04:04But the real reason Cassidy fled to South America may have been less adventurous than
04:12the film suggests. Evidence suggests that by the turn of the century, the famous outlaw
04:16was tired of his infamy. He may even have approached a lawman in a doomed effort to
04:20secure a full pardon. When that fell apart, Cassidy, the Kid, and the Kid's lover at a
04:25place fled south by way of New York — to Brazil, not Bolivia — before settling in
04:30Argentina in 1901. There, they established a ranch and seemed to have settled down for
04:35a few years. Several years later, Cassidy and the Kid fell back into crime. The next
04:40thing you knew, Argentinian authorities had started looking for them. The Kid escorted
04:44place back to America, but on his way back, he shot a police officer, sparking his and
04:48Cassidy's official return as outlaws.
04:52Butch Cassidy and the Sundance Kid probably died in Bolivia in 1908. They fled there after
04:57their trouble in Argentina and were pinned down after robbing a payroll. There are no
05:01ironclad reports of them after their alleged standoff with Bolivian authorities, but if
05:05they died there, they didn't go out in a blaze of glory like in the movie.
05:10Charles Learson's Butch Cassidy, the true story of an American outlaw, tells a different
05:14sort of story. Learson draws on contemporary reports out of Bolivia to portray an exhausted
05:18and pathetic end for the outlaws. According to his book, they were shot down without fanfare
05:23by policemen as they lay in their holdout. The Pinkerton National Detective Agency, which
05:28was tracking Cassidy and the Kid, reported in 1909 that Cassidy died by suicide, while
05:33the Kid died from injuries inflicted by the Bolivian cavalry. In a variation on that story,
05:38Cassidy kills the Kid before shooting himself.

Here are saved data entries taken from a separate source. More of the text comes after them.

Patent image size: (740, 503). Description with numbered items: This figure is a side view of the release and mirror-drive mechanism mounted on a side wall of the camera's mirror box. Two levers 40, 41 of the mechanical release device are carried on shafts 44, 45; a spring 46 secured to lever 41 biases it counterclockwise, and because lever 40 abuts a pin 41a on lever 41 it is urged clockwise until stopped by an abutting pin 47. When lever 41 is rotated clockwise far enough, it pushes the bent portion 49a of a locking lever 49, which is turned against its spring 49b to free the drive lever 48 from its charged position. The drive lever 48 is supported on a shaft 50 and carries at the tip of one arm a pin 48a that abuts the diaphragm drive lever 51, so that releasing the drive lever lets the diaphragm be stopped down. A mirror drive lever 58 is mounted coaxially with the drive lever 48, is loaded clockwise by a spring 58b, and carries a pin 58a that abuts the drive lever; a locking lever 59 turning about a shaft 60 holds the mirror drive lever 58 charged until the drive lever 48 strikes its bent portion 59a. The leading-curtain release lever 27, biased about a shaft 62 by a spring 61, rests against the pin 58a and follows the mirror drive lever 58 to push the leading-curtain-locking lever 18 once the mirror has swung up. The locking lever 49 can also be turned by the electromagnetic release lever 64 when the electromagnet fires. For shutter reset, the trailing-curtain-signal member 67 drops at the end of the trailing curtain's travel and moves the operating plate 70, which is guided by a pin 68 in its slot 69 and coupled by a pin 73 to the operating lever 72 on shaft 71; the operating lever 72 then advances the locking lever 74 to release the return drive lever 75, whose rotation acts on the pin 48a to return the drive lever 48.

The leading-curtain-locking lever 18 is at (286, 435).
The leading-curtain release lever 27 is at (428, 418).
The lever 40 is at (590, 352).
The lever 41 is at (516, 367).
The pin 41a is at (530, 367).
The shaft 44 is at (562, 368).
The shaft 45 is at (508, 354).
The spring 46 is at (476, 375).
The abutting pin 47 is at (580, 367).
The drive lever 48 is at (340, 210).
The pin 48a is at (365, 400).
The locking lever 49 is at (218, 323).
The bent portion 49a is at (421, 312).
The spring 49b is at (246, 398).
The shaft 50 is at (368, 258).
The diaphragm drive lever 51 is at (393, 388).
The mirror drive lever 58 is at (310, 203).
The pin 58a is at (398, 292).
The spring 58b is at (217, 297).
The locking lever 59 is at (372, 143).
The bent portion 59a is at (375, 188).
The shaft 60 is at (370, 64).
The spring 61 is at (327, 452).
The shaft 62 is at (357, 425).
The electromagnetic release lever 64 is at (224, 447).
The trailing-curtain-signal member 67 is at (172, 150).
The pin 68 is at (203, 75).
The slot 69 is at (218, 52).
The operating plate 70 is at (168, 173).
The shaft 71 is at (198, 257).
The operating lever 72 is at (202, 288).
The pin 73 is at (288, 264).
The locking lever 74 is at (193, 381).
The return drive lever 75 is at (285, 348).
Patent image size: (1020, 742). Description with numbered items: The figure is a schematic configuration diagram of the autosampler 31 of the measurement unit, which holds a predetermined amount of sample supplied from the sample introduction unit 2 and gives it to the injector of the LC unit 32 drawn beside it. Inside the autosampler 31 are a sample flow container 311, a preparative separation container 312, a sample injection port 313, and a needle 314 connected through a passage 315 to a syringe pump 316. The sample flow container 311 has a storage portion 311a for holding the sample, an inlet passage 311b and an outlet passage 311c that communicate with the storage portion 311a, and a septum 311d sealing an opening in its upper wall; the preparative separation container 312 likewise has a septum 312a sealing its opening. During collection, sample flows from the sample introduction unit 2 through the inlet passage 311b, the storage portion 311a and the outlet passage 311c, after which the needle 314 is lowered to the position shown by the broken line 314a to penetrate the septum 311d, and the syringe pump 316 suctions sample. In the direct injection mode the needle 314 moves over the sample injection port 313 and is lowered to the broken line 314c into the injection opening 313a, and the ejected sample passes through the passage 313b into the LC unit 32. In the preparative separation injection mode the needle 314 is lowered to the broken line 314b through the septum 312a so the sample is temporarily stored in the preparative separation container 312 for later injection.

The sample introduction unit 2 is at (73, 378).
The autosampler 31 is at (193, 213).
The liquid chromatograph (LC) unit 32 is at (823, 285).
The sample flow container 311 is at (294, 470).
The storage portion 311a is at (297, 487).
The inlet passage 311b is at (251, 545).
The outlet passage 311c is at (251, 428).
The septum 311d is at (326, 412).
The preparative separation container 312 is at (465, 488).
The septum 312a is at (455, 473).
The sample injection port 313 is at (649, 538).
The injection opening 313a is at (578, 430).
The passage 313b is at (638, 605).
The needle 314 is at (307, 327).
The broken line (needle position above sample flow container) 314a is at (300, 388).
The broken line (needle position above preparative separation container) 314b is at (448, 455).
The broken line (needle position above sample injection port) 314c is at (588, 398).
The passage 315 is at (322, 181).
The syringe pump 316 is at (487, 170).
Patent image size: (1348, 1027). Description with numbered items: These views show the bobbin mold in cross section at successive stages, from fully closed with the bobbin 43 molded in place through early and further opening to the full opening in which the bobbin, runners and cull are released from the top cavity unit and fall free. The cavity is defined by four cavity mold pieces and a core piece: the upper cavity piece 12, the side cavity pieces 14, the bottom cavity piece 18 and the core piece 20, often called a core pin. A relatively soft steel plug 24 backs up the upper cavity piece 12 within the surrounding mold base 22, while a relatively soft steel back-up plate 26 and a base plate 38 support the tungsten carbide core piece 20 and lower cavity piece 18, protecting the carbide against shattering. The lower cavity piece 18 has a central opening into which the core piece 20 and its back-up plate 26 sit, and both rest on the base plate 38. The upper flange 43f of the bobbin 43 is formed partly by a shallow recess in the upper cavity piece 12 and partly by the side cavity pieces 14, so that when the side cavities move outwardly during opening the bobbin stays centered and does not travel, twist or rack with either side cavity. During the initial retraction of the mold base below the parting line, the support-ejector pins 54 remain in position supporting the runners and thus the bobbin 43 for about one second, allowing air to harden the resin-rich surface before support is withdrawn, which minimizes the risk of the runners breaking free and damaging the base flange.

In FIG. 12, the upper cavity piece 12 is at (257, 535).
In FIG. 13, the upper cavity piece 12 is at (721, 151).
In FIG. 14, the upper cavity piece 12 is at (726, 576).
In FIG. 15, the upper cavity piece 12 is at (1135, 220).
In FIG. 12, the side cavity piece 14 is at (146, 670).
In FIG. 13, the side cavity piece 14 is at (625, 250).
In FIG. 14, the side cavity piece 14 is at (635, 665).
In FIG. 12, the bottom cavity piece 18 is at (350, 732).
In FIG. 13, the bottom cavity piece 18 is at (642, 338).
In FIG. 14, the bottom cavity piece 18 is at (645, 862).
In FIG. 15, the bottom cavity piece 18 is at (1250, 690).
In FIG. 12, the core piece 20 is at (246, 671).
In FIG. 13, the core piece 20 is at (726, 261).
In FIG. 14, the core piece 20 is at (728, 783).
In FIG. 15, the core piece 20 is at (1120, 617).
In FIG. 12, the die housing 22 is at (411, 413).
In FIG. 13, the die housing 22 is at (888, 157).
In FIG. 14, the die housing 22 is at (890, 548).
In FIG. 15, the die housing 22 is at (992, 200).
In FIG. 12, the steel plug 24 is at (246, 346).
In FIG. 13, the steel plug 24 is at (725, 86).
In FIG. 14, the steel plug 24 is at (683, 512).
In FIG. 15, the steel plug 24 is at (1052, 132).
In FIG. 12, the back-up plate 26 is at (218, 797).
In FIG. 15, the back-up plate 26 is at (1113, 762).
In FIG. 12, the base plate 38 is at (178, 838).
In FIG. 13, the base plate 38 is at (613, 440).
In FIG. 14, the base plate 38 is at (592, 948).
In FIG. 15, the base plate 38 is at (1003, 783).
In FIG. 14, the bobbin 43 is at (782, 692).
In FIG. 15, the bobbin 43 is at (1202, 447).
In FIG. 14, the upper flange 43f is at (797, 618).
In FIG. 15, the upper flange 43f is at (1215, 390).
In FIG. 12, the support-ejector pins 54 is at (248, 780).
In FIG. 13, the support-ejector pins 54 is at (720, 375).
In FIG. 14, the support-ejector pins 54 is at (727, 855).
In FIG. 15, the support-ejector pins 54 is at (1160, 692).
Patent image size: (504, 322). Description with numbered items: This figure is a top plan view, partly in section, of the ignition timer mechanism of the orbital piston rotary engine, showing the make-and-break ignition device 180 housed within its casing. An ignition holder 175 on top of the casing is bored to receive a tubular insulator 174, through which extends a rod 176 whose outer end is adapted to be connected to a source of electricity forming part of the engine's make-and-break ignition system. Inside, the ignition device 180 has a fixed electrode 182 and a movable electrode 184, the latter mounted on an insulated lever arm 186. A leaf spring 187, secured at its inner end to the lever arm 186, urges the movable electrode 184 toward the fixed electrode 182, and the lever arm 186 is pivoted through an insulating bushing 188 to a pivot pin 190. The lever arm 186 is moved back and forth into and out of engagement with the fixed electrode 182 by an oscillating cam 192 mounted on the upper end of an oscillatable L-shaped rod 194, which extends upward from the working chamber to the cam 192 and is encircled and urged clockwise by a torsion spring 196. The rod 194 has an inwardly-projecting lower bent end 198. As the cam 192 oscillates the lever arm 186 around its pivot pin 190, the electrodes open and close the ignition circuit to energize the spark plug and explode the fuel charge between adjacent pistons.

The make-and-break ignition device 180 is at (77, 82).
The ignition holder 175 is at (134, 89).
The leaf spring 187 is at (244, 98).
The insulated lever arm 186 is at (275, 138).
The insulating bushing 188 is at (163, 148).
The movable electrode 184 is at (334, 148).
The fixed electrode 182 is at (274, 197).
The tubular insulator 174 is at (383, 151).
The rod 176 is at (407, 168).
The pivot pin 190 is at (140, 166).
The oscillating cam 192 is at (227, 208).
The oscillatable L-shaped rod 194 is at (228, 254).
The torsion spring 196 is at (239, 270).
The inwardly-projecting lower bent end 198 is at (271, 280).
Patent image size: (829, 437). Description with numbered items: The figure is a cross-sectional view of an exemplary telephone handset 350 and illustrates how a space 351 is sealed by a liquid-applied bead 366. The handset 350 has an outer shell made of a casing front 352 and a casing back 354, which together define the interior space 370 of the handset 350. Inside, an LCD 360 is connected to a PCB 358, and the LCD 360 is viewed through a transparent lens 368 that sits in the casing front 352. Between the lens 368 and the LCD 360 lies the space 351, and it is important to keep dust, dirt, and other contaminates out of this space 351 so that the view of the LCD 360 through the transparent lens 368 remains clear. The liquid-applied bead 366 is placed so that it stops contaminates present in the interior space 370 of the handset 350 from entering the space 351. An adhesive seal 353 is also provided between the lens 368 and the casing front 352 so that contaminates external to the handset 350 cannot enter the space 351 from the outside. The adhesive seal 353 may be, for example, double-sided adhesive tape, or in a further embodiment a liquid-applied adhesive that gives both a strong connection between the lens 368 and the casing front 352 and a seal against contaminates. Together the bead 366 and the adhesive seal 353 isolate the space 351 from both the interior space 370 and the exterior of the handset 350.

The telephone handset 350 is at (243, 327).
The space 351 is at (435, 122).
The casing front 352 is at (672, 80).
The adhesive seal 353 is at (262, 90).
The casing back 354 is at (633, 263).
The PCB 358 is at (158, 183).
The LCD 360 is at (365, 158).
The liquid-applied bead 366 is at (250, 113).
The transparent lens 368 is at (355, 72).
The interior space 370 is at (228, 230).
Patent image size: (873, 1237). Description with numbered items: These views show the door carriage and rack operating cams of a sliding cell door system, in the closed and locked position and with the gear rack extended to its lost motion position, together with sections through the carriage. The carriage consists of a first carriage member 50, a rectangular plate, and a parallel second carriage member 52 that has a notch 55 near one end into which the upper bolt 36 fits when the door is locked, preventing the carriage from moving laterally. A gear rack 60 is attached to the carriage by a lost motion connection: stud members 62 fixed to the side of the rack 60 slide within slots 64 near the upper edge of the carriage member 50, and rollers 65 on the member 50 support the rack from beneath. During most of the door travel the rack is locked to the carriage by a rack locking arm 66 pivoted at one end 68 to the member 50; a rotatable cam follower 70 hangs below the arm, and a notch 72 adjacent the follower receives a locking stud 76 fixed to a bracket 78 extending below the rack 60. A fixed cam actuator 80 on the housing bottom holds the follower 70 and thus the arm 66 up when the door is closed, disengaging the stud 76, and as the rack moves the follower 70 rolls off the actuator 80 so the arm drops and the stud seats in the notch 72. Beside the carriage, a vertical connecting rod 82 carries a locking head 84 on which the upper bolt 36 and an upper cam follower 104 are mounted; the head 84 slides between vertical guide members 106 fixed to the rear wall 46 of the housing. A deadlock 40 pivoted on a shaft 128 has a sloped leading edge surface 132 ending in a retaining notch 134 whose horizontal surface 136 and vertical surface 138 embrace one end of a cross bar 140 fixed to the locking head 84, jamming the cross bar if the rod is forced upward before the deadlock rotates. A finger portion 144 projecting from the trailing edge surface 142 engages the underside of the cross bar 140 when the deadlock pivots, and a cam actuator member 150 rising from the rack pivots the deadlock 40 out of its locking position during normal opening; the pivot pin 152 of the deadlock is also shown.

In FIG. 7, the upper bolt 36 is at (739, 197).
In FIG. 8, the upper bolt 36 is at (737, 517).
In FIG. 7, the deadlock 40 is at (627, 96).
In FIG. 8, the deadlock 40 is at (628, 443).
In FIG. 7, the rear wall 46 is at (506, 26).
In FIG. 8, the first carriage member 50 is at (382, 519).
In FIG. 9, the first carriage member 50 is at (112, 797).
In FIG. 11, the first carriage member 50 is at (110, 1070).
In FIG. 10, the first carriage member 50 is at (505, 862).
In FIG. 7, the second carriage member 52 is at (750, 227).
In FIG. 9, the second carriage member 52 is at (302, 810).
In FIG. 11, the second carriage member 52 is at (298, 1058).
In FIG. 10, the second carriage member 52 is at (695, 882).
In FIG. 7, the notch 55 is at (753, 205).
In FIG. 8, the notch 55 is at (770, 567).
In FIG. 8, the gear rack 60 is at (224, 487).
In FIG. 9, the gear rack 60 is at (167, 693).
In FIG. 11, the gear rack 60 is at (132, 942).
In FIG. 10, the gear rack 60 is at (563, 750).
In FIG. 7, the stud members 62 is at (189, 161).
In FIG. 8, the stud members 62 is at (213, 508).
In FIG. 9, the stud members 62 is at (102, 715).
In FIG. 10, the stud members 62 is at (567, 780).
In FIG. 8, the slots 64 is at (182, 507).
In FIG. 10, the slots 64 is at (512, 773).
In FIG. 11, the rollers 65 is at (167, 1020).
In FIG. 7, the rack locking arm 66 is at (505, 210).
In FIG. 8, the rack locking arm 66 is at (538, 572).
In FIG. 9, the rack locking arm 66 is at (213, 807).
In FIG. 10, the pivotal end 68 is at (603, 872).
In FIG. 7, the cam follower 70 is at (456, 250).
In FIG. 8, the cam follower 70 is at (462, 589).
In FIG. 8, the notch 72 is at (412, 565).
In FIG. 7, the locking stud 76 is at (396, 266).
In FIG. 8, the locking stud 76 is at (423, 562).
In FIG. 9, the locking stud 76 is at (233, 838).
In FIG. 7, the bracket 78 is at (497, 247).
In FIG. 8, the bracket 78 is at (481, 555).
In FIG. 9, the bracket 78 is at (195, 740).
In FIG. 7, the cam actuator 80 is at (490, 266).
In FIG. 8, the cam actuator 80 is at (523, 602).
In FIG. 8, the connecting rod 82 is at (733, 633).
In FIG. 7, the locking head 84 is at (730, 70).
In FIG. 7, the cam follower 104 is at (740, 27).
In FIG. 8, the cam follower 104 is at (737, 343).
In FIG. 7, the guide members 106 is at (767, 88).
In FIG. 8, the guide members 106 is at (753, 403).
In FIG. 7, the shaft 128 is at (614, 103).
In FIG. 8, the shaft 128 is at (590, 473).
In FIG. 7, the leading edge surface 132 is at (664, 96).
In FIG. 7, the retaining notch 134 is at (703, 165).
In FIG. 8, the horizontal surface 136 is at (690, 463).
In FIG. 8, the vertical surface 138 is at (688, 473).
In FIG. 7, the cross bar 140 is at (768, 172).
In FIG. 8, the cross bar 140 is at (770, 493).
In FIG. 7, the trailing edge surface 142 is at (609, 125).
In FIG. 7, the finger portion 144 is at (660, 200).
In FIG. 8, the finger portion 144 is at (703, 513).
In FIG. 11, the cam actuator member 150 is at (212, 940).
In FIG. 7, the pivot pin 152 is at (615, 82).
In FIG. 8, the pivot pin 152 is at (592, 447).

05:41But while there were two Anglo men cornered by the Bolivian authorities who died in 1908,
05:46their bodies were not conclusively proven to be Cassidy's or the Kid's, and no photographs
05:50were taken of the corpses. While written evidence still suggests that the duo died
05:54in Bolivia, a lack of concrete proof fueled rumors. Some claim that they lived to be shot
05:59another day, or even that they escaped back to America and carried on normal lives under
06:04aliases. Cassidy's own family spread such stories, claiming that they kept in contact
06:08with him until 1937, when he supposedly died of natural causes.